No, I have not got time.
Frankly, the Tories hope that the G20 will fail—it would be to their political advantage—and their friends in the press, TV and radio have been taking every opportunity to contribute. They even quoted on BBC TV, with approbation, the Czech Prime Minister's denouncement of the policy of Obama and the British Prime Minister, but they did not mention—and I think it was germane—that the preceding day, he had lost a vote of confidence in his own Parliament due to his ludicrous running of the Czech economy. That did not get a mention. He was treated like some economic guru by virtually everybody who reported him.
The G20 must try to shorten and lessen the depth of the recession. Different approaches will be suggested by different Governments, employing all possible methods, including trying to strengthen the International Monetary Fund to make it a trifle less stupid than it has sometimes been. As my right hon. Friend John Reid pointed out, we will need to toughen the regulatory system, both national and international, and make it much more transparent.
We have to act on tax havens, which we all know private profiteers and corporations exploit to evade tax due on transactions and profits in places where the transactions occur and the profits are actually made.
We also have to act against commodity speculators. The oil price shot up to $140 a barrel, but there was no shortage of oil. Sometimes, in the time it took a cargo of crude leaving the Gulf to get to Halifax, Nova Scotia or Rotterdam, it was bought and sold 10 times. There were massive speculative increases in prices, and that has to be stopped.
Worse still, the price of rice practically trebled at one point, which was attributed to the fact that the Chinese had started eating more rice. Actually, a lot of filthy speculators in this country, in the United States and in European exchanges were trying to get more money out of rice. I was in Bangladesh recently, and I was assured by some of the rice farmers that they had not been paid three times as much for the rice they produced. We have to stop those speculators, because what they do is also part of banking's greed and stupidity. We have had difficulties in this country because of the credit crunch, but in many parts of the third world, what is happening is at that horrid boundary between life and death. People will die because of the greed of bankers, and it is shameful that bankers have continued to do what they have been doing. We need a changed world system; we do not want to go back to the old system. We cannot leave such matters to lightly regulated bankers, or to the apologists for bankers.
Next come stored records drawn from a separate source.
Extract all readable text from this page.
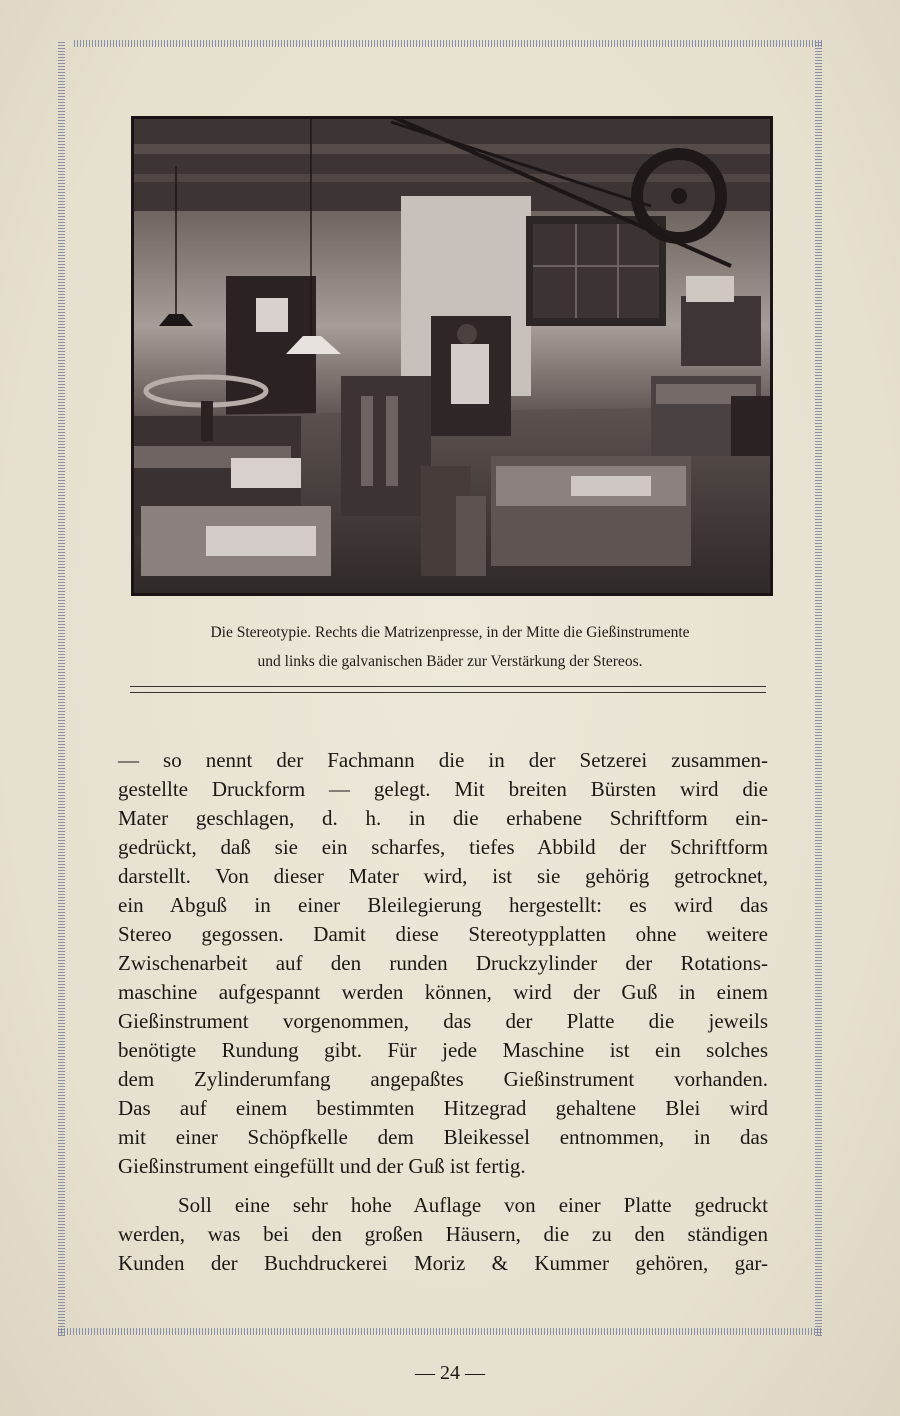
Die Stereotypie. Rechts die Matrizenpresse, in der Mitte die Gießinstrumente
und links die galvanischen Bäder zur Verstärkung der Stereos.
— so nennt der Fachmann die in der Setzerei zusammen-
gestellte Druckform — gelegt. Mit breiten Bürsten wird die
Mater geschlagen, d. h. in die erhabene Schriftform ein-
gedrückt, daß sie ein scharfes, tiefes Abbild der Schriftform
darstellt. Von dieser Mater wird, ist sie gehörig getrocknet,
ein Abguß in einer Bleilegierung hergestellt: es wird das
Stereo gegossen. Damit diese Stereotypplatten ohne weitere
Zwischenarbeit auf den runden Druckzylinder der Rotations-
maschine aufgespannt werden können, wird der Guß in einem
Gießinstrument vorgenommen, das der Platte die jeweils
benötigte Rundung gibt. Für jede Maschine ist ein solches
dem Zylinderumfang angepaßtes Gießinstrument vorhanden.
Das auf einem bestimmten Hitzegrad gehaltene Blei wird
mit einer Schöpfkelle dem Bleikessel entnommen, in das
Gießinstrument eingefüllt und der Guß ist fertig.
Soll eine sehr hohe Auflage von einer Platte gedruckt
werden, was bei den großen Häusern, die zu den ständigen
Kunden der Buchdruckerei Moriz & Kummer gehören, gar-
— 24 —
Some of the apologists are unable to make up their minds. Some say they do not want regulation, but others say they were not properly regulated. They cannot have it both ways. The latest line is that the old ways were the best: "Perhaps we could go back to the old ways when the Governor of Bank of England had influence." It is argued that people were constrained by the Governor's "raised eyebrows". You've got to be joking. The only thing that would have restrained the worst offenders who caused this crisis would not have been the Governor of the Bank of England raising his eyebrows, but the police feeling their collars.
The Governor's remarks were somewhat exaggerated by the newspapers, television and radio, and used to undermine the Prime Minister. The Governor expressed caution. Well, that is what Governors of the Bank of England do—it is their job to express caution. I remind the Governor that he has some very undistinguished predecessors. One of the greatest contributors to changing the Wall street crash into the great depression was the great Montague Norman, who absolutely insisted on rejecting Keynes' policies, which might have rescued the whole world from the '30s depression and Germany from Hitler.
I wish the Prime Minister well at the G20 in London and the subsequent G20 meetings. Nobody believes that things will be sorted out in one meeting, and there will be a long series of such meetings and many meetings of officials to thrash out the changes that are needed. If anyone does not wish him well and hopes that his efforts will fail, as I believe many Opposition Members do, they might be thinking about what is good for the Tory party but not about what is good for the people of this country.